I'm trying to find a good solution for an initial guess for 'b', given an 'a'. It seems that it is more usual to ask the user (For example, the SciPy implementation asks for [a,b,c] or [a,b]: https://github.com/scipy/scipy/blob/v0.14.0/scipy/optimize/optimize.py#L1901). I couldn't find any solution to estimate b - I also don't know how hard this problem is.
I tried two things so far:
1) Given 'a' and a 'step', increment 'step' until f(a) < f(a + step_{k-1}) < f(a + step_k).
This approach seems to be very bad, since it seem to decrease the overall performance of the golden search algorithm. Also, there is no guarantee that the step didn't "jumped over" a minimum.
2) Given 'a', run x_ = golden_search(a, a + step_k) until f(x_) is minimum (first/second order tests) or make step_{k+1} = step_k + eps.
Do someone have any better solution, or see any other problem on the two ideas I suggested?
If we assume that the function $f(x)$ is strictly unimodal on $[a, \infty)$ with a minimum at some point $x^*$ such that $x^*>a$, then the problem is at least theoretically solvable. (Johan points out in the comments what goes wrong if $f(x)$ is not strictly unimodal, and is constant on large intervals, but that's a problem for the usual golden-section search as well.)
In this case, by analogy with exponential search for finding zeroes of $f(x)$, we could try a variant of your approach 1 where the step sizes increase exponentially. For instance, evaluate $$f(a+1), f(a + \phi), f(a + \phi^2), f(a + \phi^3), \dots$$ until $f(a + \phi^{k-1}) < f(a + \phi^k)$. Then run the usual golden-section search starting with the three points $(a, a + \phi^{k-1}, a + \phi^k)$.
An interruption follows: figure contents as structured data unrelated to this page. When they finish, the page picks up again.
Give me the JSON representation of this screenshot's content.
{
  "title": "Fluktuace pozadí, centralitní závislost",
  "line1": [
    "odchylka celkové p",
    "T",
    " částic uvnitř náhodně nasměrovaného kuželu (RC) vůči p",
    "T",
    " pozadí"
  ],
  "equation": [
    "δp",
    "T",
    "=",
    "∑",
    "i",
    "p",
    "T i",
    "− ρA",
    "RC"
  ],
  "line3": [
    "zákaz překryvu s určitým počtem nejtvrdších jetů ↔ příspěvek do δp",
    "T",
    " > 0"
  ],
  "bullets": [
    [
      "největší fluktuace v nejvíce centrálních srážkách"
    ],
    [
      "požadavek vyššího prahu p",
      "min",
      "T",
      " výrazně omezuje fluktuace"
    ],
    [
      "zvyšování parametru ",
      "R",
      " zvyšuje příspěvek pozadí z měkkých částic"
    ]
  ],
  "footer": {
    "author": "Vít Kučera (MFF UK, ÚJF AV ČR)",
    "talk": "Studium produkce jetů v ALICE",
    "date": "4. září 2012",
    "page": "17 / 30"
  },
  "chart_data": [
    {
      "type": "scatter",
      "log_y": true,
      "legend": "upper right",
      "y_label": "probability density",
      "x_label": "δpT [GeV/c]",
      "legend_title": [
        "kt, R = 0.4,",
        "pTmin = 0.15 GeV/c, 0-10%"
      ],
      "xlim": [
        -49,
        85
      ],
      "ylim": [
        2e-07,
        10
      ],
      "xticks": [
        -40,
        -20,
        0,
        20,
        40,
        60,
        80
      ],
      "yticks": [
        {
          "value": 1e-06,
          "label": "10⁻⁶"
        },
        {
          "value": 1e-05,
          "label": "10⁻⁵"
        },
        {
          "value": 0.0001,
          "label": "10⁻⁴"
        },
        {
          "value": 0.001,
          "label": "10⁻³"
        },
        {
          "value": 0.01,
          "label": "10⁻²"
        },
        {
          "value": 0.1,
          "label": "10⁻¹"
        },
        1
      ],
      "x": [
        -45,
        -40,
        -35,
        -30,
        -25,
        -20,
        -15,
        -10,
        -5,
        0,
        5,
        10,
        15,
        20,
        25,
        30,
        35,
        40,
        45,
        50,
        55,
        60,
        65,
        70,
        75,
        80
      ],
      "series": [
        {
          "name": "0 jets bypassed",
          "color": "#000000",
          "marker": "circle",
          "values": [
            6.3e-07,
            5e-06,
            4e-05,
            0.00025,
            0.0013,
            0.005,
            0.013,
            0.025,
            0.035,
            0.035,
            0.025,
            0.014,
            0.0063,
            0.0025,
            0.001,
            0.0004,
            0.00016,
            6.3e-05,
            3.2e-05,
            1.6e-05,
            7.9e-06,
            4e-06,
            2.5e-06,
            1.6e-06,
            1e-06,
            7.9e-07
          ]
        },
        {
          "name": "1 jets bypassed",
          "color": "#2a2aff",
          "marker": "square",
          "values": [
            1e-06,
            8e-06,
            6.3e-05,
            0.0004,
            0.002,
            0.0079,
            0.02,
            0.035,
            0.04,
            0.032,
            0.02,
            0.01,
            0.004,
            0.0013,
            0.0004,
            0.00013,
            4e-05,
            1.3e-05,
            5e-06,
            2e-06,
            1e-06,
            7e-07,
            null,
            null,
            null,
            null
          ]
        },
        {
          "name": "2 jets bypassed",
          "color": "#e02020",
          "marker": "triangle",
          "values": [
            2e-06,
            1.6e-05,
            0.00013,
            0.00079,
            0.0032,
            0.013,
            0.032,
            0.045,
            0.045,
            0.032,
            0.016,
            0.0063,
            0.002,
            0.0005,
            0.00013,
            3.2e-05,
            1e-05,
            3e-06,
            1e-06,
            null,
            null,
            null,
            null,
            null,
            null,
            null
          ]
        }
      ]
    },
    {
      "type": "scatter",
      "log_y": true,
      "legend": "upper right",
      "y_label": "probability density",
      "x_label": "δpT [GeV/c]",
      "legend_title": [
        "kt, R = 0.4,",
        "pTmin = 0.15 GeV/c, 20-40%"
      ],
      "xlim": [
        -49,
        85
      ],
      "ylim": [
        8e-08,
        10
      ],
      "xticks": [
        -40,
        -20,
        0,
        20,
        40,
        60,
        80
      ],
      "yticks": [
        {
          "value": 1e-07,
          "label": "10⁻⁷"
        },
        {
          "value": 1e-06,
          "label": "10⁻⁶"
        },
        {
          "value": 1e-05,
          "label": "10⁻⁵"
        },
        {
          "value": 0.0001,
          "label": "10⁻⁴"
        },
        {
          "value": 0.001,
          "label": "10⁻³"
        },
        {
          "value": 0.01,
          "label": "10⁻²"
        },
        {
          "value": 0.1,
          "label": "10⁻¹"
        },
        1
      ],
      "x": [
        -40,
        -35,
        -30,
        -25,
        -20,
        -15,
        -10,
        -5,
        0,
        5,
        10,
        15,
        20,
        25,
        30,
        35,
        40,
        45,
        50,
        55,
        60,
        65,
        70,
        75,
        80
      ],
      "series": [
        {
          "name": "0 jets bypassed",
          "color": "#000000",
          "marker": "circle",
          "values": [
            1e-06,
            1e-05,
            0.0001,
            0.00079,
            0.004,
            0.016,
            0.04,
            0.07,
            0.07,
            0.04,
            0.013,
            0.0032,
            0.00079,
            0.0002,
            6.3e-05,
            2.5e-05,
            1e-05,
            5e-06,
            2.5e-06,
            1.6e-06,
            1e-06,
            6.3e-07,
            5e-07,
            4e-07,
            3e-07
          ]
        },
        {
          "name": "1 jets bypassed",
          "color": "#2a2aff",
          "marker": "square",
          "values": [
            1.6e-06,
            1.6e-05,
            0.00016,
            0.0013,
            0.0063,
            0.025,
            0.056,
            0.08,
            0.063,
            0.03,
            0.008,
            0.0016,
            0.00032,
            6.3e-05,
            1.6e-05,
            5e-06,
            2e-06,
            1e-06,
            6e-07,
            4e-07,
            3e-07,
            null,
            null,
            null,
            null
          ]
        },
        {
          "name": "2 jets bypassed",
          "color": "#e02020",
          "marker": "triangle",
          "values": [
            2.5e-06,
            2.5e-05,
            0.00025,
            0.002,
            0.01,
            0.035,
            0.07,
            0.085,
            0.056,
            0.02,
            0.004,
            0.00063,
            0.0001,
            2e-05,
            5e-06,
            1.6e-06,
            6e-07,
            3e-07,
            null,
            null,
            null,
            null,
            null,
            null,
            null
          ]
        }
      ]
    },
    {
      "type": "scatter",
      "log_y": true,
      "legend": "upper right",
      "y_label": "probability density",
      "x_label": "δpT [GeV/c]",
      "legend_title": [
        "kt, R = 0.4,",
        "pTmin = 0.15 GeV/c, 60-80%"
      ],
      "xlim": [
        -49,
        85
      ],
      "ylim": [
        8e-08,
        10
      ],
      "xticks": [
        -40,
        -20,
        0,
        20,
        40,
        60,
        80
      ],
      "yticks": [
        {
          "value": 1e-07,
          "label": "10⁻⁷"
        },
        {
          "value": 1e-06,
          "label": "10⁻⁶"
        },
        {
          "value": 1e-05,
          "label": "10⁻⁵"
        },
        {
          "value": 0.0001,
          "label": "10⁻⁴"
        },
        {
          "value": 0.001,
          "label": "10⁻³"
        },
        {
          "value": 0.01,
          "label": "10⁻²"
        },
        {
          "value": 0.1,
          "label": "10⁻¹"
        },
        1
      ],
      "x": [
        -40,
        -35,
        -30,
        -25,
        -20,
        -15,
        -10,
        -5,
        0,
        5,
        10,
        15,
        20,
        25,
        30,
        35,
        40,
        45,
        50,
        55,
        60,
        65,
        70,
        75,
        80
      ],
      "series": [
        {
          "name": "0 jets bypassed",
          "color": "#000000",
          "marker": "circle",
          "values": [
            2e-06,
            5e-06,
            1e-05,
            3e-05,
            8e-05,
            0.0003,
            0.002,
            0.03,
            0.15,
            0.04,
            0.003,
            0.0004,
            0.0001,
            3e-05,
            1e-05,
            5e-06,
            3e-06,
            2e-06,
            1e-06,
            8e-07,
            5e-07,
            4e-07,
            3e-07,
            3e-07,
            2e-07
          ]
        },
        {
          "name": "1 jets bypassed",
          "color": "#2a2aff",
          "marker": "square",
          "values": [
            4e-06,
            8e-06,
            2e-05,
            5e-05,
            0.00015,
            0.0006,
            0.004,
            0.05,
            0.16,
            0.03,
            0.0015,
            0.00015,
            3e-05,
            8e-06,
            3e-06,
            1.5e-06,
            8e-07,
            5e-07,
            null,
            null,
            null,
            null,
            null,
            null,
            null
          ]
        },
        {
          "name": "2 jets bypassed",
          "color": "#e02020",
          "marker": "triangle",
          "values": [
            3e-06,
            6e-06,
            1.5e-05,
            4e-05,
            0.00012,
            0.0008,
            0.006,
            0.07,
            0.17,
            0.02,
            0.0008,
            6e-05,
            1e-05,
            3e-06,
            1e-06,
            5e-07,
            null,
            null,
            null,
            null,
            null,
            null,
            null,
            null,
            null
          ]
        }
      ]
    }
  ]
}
(The value $f(a+1)$ to start with is arbitrary; we could start with $f(a+\delta)$ for any $\delta>0$, and continue $f(a+\delta \phi), f(a+\delta \phi^2), \dots$. One practical concern with picking $\delta$ is to choose a value large enough that $a+\delta$ is distinguishable from $a$ in your floating-point representation.)
We obviously can't make any guarantees about the running time independent of $x^*$; no matter how many points you try, it's possible that $x^*$ is bigger than all of them. However, this method is guaranteed to find a value of $b$ in $\mathcal O(\log (x^* - a))$ steps.
This is not an unreasonable running time given that, once you've found $b$, you'll need $\mathcal O(\log (b - a))$ steps to estimate $x^*$ to a desired level of precision. In other words, using this search strategy, we don't increase the running time by more than a constant factor of what it would be if we were given $b$ ahead of time.